Reviewer: Mr. Jan Peczkis
The Widely-Read and Highly-Acclaimed Jerzy Kosinski vel Lewinkopf’s PAINTED BIRD: A Rescued Polish Jew Who Expressed His Gratitude By Slandering His Rescuers. His Peasants- Are-Evil Mendacity Lives on in the Recent Media-Touted Pronouncements of Jan T. Gross, Jan Grabowski, and Barbara Engelking
This book surveys Kosinski’s early life, his new life in the US, his travels, his celebrity status, his sexual libertinism, and his suicide. That latter is portrayed as a well-planned event.
ONCE AGAIN, TELLING LIES FOR A BETTER ANTI-POLISH STORY
Author James Sloan comments: “Only Kosinski knew that the peasants he had encountered, while certainly no angels, had been nothing like the villains depicted in his novel.” (p. 421). The incident about the altar-boy Kosinski being thrown into a pit of excrement, for accidentally dropping a missal, is admittedly fictional. (p. 36). For more on the specifics of Kosinski’s mendacity, read the detailed English-language Peczkis review of Czarny ptasior (THE UGLY BLACK BIRD).
JOINING THE ZYDOKOMUNA: “YOU KNEW I WAS A SNAKE”
The Soviet occupation followed the German occupation. Here is how the Lewinkopf family expressed their gratitude for the Polish rescue of Jerzy and other Jews:
Jerzy’s father, Mieczyslaw (Moishe) Lewinkopf, joined the overcrowded ranks of rescued Jews who turned against the Polish nation by becoming actively Communist (p. 49, 53), thus making himself complicit in the Soviet subjugation and oppression of Poland. (Sloan sugar-coats participation in Communism as a manifestation of anti-fascism and idealism: pp. 46-47). Oh, please! The criminality and terror of Communism had by then been well-known, if not long before–not to mention the fact that anyone supporting Communism was well aware of the fact that it was odious to the vast majority of Poles.) Moishe Lewinkopf also associated with Jerzy Urban, another Jewish Communist. (pp. 5859). (Urban later became a pornographer, editor of the magazine NIE!, and a well-known vicious anti-Catholic slanderer of Pope John Paul II.)
GERMAN GUILT DIFFUSION
Surprise.
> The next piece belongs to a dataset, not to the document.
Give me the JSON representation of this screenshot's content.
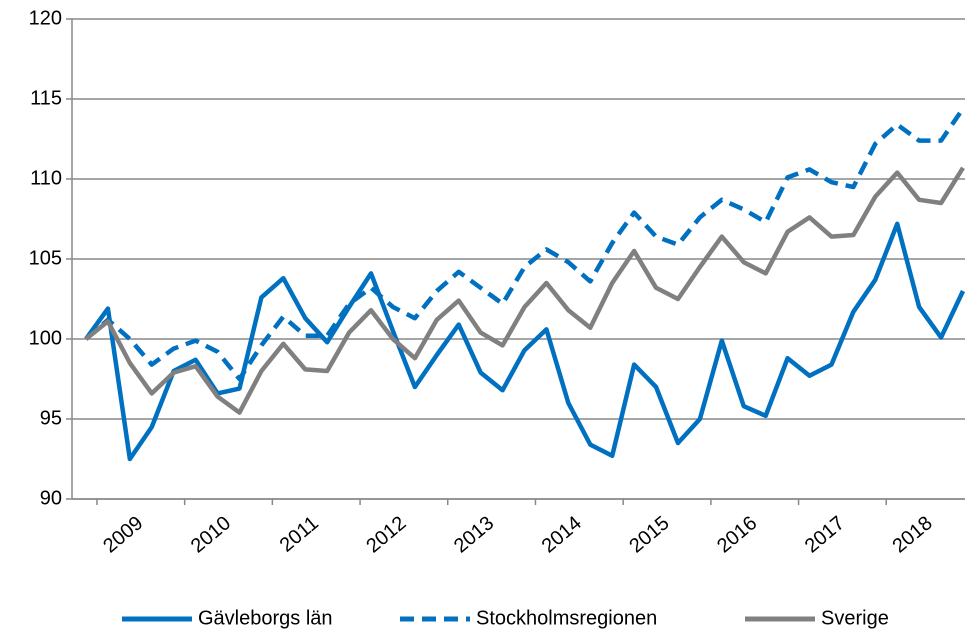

Surprise. When THE PAINTED BIRD came out, its German-language edition was well received. (pp. 234-236). (Decades later, after the present book was written, Gross’ NEIGHBORS also came out in a German-language edition that was enthusiastically received.) This clearly served a need: To relativize German conduct and dilute German guilt in the murder of 6 million Jews–by making lurid, mostly-bogus, relatively-trivial accusations against Poles.
MORE POLONOPHOBIC RERUNS
The same anti-Polish and anti-peasant themes of THE PAINTED BIRD showed up in Lanzmann’s SHOAH. Kosinski gave an evasive answer when asked about the objectivity of the latter. (p. 419).
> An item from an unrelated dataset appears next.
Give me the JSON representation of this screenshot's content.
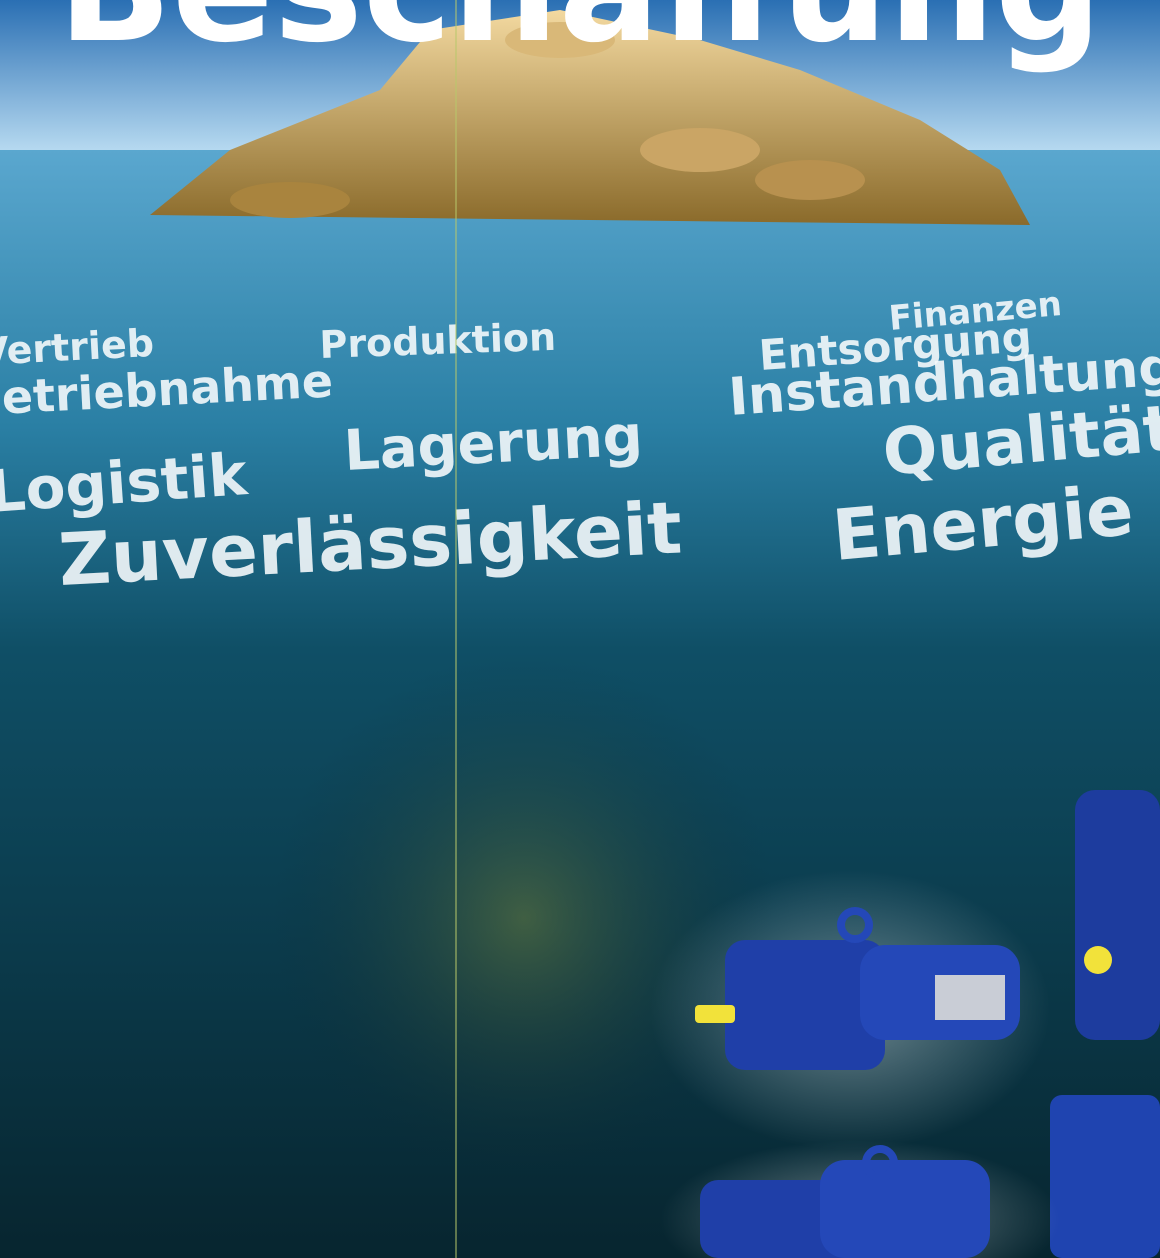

Kosinski’s I-am-a-constant-victim-of-Poles fibs continued. He changed his story about his NY apartment invaded by a bunch of Polish goons, first saying that he used a gun to scare away the assailants, and then saying that he never had a gun (p. 245).
KOSINSKI/LEWINKOPF: A JEWISH NIHILIST WHO LOVED TO OFFEND JEWS AS WELL AS POLES?
Sloan portrays Kosinski as a man confused about his heritage, and a loose cannon prone to offend both Poles and Jews. (Yes, but the former offensiveness has enjoyed far greater publicity. THE PAINTED BIRD is still widely read, and is used in American classrooms. The latter is long forgotten.) In terms of the specifics of the latter, Kosinski favored a universal theme for the remembrance of Auschwitz in preference to a Judeocentric one (p. 419).
FOR ONCE, KOSINSKI VEL LEWINKOPF DOES NOT BLAME EVERYTHING ON THE POLES
Kosinski suggested that Jewish snobbery provoked Polish anti-Semitism (p. 409). Really? Finally: “At one point in Jerusalem when a reporter asked what the Poles had done to save the Jews during the war, Kosinski snapped: `What did the Jews do to save the Poles?'” (p. 420). Touche!